Roya l'insoumise, une vallée française prend fait et cause pour les migrants

 

Troisième épisode, anti héros et gens ordinaires

 

Depuis bientôt deux ans, la vallée de la Roya, dans le département des Alpes-Maritimes, voit quotidiennement affluer des dizaines de migrants aux portes de ses villages médiévaux encastrés à flanc de montagne.

Pour éviter les contrôles de police à la frontière italienne entre Vintimille et Menton, ces exilés ont privilégié le passage par les Alpes. Si le chemin les conduit directement en France, il les mène aussi dans la gueule du loup. La région de la Roya est cernée par la police. Attachés à la tradition d'entraide qui fait la fierté de la vallée, des habitants regroupés au sein de l'Association Roya Citoyenne (ARC), leur portent assistance au risque de tomber sous le coup de la loi.

Pour Nathalie, il n'y a pas de sujet tabou. Pleine de bagou et d'autodérision, la breilloise de quarante et un ans, l'une des fortes têtes de l'ARC, n'a aucun problème à aborder ouvertement la question des dénonciations de migrants dans sa commune. Elle pourrait botter en touche. Son père, Michel, est adjoint à la mairie de Breil-sur-Roya et, là-bas, on n'apprécie sûrement pas beaucoup que les médias jugent de l’intégrité des administrés. Mais Nathalie ne se dérobe pas. « Bien sûr qu'il y a eu des délations. Cela s'est calmé, mais il y en a eu. Au mois de septembre 2015, nous avons obtenu une information de la gendarmerie », développe-t-elle. « Ils nous ont dit que, à cette période, ils avaient comptabilisé pas moins de quinze appels par jour pour dire qu’il y a des migrants qui passent, venez les chercher ».

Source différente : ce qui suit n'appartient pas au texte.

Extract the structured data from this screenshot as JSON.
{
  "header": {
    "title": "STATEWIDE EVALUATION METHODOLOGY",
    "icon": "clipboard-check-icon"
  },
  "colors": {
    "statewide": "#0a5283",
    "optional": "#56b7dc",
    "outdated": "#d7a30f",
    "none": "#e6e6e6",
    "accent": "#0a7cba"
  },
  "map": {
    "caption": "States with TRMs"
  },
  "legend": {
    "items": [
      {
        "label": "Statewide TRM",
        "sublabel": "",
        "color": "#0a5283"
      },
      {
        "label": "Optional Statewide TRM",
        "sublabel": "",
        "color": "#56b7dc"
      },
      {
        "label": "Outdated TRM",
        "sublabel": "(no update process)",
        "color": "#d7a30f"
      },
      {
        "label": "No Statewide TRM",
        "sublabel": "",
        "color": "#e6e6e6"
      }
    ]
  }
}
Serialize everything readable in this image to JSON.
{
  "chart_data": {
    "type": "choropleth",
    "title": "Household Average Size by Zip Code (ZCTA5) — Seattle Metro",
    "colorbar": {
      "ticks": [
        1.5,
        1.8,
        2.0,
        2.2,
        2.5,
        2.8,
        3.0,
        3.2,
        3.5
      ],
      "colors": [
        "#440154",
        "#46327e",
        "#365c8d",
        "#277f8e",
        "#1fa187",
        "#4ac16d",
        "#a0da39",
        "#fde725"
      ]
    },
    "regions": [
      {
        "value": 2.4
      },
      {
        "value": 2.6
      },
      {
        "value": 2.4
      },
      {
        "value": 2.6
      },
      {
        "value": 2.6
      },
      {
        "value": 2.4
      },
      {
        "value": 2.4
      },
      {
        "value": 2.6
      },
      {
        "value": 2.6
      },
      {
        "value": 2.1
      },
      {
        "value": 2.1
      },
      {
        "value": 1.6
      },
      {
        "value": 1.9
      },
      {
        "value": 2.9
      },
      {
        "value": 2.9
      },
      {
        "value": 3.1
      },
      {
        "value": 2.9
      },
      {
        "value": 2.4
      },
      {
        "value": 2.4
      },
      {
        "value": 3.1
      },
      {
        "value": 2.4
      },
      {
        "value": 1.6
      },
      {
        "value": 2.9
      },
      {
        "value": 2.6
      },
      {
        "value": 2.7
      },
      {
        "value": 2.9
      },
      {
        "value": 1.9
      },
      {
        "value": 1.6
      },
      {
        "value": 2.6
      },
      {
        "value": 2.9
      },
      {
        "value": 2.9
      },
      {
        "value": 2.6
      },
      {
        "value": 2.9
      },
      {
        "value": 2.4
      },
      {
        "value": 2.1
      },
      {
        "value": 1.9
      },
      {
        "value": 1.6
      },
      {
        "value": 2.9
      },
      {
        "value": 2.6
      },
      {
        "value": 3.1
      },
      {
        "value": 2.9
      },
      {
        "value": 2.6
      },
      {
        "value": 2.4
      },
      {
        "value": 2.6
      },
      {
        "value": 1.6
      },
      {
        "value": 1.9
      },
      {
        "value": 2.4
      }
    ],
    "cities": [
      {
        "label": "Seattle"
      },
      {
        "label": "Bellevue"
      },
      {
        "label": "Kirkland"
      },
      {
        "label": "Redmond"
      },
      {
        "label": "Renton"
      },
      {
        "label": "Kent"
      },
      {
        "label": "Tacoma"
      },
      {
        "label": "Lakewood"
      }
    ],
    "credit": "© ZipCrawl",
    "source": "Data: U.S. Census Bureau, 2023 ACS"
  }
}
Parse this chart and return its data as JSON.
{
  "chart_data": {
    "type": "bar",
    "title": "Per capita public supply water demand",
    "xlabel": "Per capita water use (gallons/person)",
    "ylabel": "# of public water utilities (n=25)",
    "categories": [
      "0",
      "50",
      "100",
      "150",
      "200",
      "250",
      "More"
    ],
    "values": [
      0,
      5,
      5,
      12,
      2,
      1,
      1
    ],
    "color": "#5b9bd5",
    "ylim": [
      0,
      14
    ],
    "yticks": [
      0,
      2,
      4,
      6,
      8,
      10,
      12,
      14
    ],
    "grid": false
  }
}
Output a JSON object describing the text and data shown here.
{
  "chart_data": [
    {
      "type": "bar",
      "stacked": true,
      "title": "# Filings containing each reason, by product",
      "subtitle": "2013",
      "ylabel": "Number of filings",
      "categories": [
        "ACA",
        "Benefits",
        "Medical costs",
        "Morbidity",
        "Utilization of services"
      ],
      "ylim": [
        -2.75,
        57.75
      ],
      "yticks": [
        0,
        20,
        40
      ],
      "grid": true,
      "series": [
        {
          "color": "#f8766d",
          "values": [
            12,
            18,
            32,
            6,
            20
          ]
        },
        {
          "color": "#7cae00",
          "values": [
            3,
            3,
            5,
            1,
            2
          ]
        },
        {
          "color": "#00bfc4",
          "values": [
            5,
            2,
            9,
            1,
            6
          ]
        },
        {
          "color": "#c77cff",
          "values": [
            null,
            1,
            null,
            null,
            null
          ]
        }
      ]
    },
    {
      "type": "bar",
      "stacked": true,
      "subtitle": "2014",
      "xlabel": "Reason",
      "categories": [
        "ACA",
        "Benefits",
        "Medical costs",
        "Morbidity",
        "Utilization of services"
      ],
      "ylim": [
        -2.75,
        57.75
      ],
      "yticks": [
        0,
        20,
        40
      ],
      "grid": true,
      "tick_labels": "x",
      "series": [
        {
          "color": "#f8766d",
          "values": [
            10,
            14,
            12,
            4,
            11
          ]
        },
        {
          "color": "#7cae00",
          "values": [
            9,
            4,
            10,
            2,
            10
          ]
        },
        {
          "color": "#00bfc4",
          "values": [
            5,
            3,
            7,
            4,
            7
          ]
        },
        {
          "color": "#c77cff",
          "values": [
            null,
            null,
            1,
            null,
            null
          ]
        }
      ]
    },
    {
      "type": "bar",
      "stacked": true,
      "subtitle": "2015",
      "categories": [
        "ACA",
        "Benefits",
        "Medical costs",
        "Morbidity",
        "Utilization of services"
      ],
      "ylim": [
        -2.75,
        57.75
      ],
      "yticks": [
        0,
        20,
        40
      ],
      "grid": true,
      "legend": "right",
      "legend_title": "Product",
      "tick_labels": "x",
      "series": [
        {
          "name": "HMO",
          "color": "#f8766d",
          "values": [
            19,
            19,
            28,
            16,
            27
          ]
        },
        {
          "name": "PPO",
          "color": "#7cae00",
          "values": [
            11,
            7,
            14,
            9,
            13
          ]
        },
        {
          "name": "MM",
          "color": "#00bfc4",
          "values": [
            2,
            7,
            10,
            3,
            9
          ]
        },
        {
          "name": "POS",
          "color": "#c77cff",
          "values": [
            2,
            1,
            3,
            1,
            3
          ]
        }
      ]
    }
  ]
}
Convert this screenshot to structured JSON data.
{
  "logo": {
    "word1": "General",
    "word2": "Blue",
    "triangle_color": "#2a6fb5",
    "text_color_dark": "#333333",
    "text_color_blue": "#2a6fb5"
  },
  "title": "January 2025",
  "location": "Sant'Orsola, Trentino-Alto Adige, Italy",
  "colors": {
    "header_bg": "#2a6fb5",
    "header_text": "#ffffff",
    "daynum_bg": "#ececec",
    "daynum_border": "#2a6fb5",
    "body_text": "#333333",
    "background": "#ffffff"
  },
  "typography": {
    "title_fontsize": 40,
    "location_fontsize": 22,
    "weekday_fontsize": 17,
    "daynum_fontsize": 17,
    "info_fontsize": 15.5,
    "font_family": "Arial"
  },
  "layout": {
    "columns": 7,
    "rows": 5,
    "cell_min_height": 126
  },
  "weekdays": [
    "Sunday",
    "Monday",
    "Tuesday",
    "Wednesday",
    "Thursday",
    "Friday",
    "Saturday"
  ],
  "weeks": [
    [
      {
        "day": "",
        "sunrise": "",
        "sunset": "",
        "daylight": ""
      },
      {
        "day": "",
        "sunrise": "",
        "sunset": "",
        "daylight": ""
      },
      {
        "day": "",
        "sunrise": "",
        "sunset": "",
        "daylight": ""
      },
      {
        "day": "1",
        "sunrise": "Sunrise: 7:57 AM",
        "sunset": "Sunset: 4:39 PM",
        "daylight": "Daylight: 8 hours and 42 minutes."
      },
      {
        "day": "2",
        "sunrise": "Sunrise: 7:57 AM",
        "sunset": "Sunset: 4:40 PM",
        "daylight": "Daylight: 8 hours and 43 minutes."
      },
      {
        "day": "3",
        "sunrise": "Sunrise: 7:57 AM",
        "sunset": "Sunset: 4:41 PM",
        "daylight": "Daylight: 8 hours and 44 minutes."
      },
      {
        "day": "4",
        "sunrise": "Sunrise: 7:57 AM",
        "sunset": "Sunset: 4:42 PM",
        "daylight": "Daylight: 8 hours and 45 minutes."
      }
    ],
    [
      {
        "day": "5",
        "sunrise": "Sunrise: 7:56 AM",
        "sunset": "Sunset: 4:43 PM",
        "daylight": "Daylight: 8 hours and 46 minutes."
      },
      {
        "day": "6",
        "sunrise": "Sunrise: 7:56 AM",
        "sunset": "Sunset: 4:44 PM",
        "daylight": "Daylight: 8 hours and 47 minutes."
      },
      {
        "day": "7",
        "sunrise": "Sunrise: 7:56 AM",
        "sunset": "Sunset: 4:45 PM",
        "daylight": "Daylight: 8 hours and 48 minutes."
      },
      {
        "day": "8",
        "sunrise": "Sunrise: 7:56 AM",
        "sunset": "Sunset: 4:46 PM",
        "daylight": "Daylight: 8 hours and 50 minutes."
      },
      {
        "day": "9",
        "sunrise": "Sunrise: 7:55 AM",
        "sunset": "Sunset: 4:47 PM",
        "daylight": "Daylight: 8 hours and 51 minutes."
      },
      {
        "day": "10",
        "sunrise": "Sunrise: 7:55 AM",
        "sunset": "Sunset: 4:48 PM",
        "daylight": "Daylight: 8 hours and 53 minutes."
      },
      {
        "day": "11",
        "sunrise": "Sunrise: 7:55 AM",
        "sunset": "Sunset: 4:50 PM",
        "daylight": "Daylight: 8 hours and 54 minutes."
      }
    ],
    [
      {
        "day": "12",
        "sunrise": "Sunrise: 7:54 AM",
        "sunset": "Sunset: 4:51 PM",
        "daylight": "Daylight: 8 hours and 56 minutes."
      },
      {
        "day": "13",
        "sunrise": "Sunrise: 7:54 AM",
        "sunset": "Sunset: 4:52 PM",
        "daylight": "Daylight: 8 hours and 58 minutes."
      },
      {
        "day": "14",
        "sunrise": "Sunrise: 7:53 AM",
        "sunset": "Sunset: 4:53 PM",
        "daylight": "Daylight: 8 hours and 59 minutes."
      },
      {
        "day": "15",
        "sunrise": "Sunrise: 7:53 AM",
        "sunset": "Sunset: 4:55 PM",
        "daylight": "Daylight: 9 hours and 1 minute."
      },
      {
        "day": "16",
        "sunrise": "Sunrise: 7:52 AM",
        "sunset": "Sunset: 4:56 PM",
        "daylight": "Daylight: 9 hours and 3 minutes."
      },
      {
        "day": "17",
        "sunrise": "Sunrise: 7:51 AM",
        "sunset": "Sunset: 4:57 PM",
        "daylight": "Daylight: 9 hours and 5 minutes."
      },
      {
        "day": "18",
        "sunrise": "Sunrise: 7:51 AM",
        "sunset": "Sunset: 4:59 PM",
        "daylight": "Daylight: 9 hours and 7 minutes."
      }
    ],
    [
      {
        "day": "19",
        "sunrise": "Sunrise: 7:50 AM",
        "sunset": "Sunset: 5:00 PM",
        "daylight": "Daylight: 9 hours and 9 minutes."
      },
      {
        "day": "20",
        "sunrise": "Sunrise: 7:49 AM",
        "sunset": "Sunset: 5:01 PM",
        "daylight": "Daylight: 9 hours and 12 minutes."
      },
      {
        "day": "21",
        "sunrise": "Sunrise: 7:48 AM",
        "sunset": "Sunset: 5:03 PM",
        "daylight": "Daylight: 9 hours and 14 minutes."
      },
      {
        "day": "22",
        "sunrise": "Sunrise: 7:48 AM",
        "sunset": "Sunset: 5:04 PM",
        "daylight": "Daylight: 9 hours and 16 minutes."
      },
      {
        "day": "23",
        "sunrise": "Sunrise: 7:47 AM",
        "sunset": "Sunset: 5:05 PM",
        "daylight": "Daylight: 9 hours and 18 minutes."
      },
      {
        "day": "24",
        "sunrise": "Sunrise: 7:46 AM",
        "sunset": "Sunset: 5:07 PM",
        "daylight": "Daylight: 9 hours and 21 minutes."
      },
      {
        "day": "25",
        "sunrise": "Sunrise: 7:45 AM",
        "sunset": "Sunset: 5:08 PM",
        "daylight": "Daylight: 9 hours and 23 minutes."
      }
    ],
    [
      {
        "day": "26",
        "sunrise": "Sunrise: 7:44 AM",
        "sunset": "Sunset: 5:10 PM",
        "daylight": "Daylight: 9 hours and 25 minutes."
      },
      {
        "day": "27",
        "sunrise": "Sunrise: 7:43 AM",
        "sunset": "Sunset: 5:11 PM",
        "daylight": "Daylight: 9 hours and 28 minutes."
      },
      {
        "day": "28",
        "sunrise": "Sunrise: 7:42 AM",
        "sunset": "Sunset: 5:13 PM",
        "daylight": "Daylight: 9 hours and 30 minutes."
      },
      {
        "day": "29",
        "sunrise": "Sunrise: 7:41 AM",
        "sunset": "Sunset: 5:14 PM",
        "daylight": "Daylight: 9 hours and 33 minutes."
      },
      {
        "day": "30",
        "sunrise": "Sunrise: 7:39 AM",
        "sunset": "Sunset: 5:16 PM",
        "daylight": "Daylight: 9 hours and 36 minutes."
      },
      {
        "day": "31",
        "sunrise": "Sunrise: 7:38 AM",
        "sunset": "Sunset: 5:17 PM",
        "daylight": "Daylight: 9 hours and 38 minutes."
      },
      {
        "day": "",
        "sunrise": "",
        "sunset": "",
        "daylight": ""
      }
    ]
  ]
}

Sylvain a fait les frais de cette campagne de délation. Le 6 janvier 2017, avec sa femme Françoise et deux amis, il a tenté de faire sortir neuf migrants de la vallée. « Nous étions mal coordonnés. Nous avons longtemps stationné à trois voitures en bas de chez Cédric Herrou », explique-t-il. « Un voisin s’est approché. Il avait l’air inquiet. Il nous a demandé ce que nous faisions ». Quelques minutes plus tard, la petite troupe est interpellée à Sospel. Sylvain réussit à s’échapper mais le reste du quatuor est placé en garde à vue. Ils passeront en jugement le 16 mai 2017 pour transport illégal de personnes en situation irrégulière.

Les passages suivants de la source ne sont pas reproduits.